Only a daredevil few dot around with jetpacks, and while there have been some valiant recent attempts, we don’t yet have a genuine, Back-to-the-Future-style hoverboard. Still, there’s a roofless transport mode available right now that positively bristles with hi-tech cleverness.
They look so simple — childlike, almost — and it’s therefore easy to forget that today’s e-scooters are so technologically advanced. They are generally equipped with GPS chips to prevent pavement use, and the same tracker tech also limits an e-scooter’s achievable speed.
There’s more. At least one e-scooter startup has experimented with onboard cameras to identify, with artificial intelligence, kerbs, pavements, road signs, and no-go areas. Other companies claim to use centimetre-precise pavement mapping, real-time sensors, and dead-reckoning software to achieve the same, pedestrian-friendly results.
Such sensitivity is truly amazing. But perhaps what’s even more amazing is that this technology isn’t mandated for cars.
Ever since the death of Bridget Driscoll, hit by Arthur Edsell driving a Roger-Benz car in London in 1896, we’ve known that cars kill. (The first death of a motorist didn’t occur until two years later when Henry Lindfield’s electric car overturned, squashing him beneath).
One hundred and twenty-six years of “murder most foul” — which is how the journalist and pedestrian advocate J. S. Dean described road slaughter in his famous 1947 polemic — has not resulted in mandatory speed limiters or pedestrian-area detection tech in all cars.
This is bizarre. When Volvo recently crowed about its speed limiting cap, it said the cut-off point would be 112mph. The cap is therefore meaningless. And Volvo is the standout here; other car manufacturers dare not even breathe about “anti-freedom” speed limiting.
Yes, the EU has forced carmakers to now fit Intelligent Speed Assistance in all new cars, but ISA can be turned off. Which, again, makes the measure pretty much meaningless.
Currently, most of the new cars sold worldwide already have GPS built-in, but there’s no government anywhere that demands such tech be used to limit a car’s speed or prevent it from being parked on a pavement or entering a pedestrian zone.
Contrast that with the strict regulations imposed on e-scooters. The UK’s Department for Transport says that rental e-scooters can’t exceed 15.5mph, can’t have motors with more than 500W of power, and they can’t weigh more than 55kg.
Cars, however, are allowed to grow like Topsy, with electric cars, and their dense batteries, now tending to be even heavier than petrol and diesel cars, and therefore potentially more dangerous to pedestrians and cyclists.
Why the onerous, automatically-enforced speed, power, and weight regulations for e-scooters and diddly-squat for cars? (Don’t get me started on vans and trucks).
It’s not because of logic or common sense; it’s because e-scooters are new.

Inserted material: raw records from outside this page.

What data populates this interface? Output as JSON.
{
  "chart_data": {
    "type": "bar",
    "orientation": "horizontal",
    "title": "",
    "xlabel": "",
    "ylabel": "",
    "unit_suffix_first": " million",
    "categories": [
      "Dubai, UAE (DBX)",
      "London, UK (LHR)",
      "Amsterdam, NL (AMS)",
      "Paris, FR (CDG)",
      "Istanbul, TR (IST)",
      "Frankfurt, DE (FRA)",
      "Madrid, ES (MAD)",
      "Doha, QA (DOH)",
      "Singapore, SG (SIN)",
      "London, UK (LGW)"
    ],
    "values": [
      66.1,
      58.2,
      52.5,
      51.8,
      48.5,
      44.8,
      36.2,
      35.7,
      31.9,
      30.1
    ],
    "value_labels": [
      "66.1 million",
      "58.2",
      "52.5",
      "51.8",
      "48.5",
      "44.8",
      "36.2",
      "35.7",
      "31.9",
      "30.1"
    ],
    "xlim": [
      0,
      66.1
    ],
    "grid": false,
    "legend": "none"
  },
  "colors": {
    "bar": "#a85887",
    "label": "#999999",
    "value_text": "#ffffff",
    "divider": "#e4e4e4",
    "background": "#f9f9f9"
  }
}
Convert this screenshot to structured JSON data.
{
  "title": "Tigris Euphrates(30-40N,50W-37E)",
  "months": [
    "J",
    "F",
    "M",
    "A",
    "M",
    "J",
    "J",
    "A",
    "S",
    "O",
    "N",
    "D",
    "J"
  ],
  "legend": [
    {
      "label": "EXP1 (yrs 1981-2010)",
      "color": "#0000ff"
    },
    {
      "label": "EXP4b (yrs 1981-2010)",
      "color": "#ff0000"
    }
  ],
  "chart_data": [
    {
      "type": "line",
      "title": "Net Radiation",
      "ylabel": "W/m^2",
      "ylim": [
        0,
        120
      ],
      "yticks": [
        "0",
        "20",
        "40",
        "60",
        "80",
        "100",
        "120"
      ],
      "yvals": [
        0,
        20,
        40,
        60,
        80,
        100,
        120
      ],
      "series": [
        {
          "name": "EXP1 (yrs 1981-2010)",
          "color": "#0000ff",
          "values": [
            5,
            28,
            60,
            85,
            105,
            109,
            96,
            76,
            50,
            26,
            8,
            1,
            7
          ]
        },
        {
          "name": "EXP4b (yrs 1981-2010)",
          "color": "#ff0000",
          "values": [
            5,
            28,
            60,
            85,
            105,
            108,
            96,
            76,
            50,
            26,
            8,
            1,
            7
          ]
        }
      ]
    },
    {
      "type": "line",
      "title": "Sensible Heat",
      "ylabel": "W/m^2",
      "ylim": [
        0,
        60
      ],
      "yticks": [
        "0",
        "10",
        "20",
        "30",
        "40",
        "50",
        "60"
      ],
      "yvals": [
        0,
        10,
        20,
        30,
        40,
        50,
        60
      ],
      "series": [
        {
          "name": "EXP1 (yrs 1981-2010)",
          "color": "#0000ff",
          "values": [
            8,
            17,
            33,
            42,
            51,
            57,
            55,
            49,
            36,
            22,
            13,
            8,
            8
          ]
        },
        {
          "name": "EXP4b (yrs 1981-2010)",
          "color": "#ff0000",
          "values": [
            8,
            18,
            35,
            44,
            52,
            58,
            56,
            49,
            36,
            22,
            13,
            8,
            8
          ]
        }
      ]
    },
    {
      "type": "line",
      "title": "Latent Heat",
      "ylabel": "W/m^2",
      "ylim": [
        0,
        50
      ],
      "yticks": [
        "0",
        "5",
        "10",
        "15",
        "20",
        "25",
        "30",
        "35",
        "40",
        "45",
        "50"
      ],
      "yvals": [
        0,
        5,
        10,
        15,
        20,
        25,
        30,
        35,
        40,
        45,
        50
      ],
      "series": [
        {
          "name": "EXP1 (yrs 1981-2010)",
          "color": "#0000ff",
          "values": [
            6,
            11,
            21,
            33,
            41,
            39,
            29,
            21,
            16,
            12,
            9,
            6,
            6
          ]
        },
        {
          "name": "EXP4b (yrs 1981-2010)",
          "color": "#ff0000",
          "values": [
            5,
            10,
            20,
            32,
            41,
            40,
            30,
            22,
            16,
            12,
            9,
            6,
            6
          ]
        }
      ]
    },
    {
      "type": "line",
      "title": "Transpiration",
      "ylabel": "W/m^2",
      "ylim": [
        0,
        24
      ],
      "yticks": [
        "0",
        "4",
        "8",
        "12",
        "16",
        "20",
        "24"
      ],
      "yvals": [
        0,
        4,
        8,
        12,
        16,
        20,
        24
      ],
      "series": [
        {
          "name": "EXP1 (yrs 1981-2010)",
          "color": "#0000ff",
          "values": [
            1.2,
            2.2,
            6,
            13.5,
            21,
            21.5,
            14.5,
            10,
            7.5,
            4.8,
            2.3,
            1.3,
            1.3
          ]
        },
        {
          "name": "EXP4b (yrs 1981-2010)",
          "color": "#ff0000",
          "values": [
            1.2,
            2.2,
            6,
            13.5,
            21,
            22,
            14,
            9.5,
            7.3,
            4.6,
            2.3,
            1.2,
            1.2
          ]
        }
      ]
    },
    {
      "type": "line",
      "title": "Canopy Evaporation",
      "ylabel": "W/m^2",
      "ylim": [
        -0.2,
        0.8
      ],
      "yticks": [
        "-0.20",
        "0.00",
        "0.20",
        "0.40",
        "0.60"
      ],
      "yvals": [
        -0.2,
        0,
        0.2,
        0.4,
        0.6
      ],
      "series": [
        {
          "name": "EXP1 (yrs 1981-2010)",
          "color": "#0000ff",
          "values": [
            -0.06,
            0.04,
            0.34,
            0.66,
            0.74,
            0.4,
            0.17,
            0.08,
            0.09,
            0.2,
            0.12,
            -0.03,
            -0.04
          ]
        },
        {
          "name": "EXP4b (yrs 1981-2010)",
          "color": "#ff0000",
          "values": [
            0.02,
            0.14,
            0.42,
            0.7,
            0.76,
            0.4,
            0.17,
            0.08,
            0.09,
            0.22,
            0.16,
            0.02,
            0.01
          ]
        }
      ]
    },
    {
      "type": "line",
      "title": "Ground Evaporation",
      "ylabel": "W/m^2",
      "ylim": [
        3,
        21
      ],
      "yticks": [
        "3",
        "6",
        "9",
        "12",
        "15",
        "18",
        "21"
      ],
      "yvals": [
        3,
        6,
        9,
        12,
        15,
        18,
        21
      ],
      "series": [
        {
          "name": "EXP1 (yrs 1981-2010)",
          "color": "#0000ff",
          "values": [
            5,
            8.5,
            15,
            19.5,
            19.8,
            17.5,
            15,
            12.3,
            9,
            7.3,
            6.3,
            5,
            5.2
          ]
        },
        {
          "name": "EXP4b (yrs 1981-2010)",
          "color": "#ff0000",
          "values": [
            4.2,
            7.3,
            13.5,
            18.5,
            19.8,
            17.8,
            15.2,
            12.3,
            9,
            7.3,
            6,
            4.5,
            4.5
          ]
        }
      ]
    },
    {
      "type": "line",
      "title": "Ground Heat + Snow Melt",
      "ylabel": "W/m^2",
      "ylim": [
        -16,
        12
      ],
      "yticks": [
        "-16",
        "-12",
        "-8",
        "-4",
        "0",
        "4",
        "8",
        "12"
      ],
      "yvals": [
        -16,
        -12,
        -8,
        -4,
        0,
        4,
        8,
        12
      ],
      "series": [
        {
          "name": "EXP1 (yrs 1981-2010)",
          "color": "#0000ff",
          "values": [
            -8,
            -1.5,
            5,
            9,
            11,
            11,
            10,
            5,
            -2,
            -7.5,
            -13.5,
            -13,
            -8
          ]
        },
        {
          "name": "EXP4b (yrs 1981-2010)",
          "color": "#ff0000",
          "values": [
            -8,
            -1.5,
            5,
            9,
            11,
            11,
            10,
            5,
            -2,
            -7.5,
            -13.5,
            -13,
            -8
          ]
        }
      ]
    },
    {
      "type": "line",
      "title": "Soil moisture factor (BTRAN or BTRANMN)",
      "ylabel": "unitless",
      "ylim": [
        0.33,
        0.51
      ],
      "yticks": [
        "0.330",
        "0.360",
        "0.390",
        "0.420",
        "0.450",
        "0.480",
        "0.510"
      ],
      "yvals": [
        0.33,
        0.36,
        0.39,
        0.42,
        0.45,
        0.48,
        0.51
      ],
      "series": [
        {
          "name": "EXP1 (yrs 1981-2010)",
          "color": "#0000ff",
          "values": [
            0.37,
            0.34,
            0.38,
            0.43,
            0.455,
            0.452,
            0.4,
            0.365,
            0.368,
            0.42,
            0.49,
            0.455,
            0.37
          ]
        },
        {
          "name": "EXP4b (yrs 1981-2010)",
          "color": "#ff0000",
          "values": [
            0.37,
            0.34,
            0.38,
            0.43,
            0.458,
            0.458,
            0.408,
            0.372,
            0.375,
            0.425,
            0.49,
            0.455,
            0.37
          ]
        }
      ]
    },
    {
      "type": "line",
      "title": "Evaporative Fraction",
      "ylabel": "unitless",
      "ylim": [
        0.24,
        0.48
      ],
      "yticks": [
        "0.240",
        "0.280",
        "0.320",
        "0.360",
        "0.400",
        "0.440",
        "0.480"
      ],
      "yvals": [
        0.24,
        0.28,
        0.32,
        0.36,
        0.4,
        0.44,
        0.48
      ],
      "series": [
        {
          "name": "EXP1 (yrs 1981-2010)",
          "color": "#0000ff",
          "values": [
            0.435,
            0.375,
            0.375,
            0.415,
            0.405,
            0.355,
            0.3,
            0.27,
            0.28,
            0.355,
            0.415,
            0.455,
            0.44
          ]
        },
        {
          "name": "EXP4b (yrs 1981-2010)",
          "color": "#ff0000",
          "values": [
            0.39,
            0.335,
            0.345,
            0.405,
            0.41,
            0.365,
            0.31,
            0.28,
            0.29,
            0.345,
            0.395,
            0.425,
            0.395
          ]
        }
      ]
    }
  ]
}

They are a highway Johnny-come-lately so have to be boxed in, bound by regulations not enforced on other modes. (Speed limits don’t count; they are habitually broken).
I am not calling for higher speeds and more torque for e-scooters. I am simply asking why this new mode of transport is deemed to be so dangerous that it has to be incredibly heavily regulated, yet the mode that is demonstrably more lethal is not geofenced, is not speed limited, and can be as heavy as the most aggressive motorist likes?
It makes total sense for cars (and vans and trucks) to be speed-limited everywhere, not just in cities. Likewise, the geofencing technology used so effectively in e-scooters should be mandatory for motor vehicles too.
In November last year, I suggested that such an ask could be branded as whataboutery, but that doesn’t mean it’s an argument to avoid. Perhaps the likely introduction of road pricing could be a Trojan horse for making sure all cars turn on the sort of speed- and location-limiting technology that allows rental e-scooter firms to operate?
(On a similar note, given that no government is even toying with genuine speed limiting, there’s little future for driverless cars because they can’t operate in an environment where human operators have free rein).
Looking on the bright side, the proliferation of e-scooters, from companies that have to fit advanced tech if they wish to operate, shows what’s possible. Maybe some future regulators will demand that tech now commonplace on e-scooters has to be used on motor vehicles, too? I live in hope.